My first die holder for the lathe! I know its a bit rough round the edges I am still learning


----------



## BladesIIB (Aug 25, 2021)

That is a great start for learning.  Congrats!


----------



## Eddyde (Aug 26, 2021)

Looks great! Please post more pictures, especially if you have some taken during fabrication.


----------



## MrWhoopee (Aug 26, 2021)

Nice work! These are a great little project and a very useful tool. 
I have to make some adapter rings for mine as I have discovered that metric dies come in an assortment of sizes and none of them are 1 or 1.5 in.


----------



## mattthemuppet2 (Aug 26, 2021)

very cool! Looks much nicer than mine and will probably be just as useful.
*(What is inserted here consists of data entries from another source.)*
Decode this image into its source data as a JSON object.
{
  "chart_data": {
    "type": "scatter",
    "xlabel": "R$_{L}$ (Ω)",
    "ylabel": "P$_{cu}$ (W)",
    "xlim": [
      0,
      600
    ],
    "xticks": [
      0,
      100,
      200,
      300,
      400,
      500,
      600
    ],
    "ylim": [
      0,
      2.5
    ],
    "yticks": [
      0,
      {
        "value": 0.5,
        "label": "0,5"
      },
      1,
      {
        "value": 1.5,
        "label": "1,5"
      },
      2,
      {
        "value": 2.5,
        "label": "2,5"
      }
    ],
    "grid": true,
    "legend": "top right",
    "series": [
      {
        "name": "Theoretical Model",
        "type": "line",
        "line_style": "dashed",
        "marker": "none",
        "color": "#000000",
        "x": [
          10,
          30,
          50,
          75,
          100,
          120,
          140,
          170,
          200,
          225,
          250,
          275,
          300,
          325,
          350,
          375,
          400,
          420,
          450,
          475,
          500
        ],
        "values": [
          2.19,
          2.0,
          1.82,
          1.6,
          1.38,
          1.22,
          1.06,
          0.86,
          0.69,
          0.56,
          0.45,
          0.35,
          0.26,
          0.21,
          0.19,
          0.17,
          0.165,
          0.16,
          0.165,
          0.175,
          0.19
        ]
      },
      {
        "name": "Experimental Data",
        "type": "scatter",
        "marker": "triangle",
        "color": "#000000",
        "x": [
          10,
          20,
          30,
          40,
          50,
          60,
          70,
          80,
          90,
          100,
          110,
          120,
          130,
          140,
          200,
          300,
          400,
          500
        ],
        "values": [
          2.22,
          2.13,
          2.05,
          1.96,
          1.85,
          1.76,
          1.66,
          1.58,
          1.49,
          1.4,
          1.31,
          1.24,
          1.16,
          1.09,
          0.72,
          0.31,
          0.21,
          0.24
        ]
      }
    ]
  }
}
They're really handy for making small screws or finishing off some single point threading


----------



## riversidedan (Aug 26, 2021)

looks good..... sycle1 looks like mine only problem is I only had 1 in. dia 6061 so the dies were to big to fit, so need some 1.5 stock.......and yes thier not that hard to make, I had to buy 1 pre-made but after that figured out how they were  produced, just used 2     5-40 grub screws to hold the die being the die already had a divit for one screw to grab..  wasnt concerned with the knurl as I can go back and re-do it

its the perfect project for the newbie


----------



## th62 (Sep 22, 2021)

Why so many screws to hold the die in.  I have two, one for 25mm dies, another for 30mm dies I made the other day.  Good job BTW, nice knurling.


----------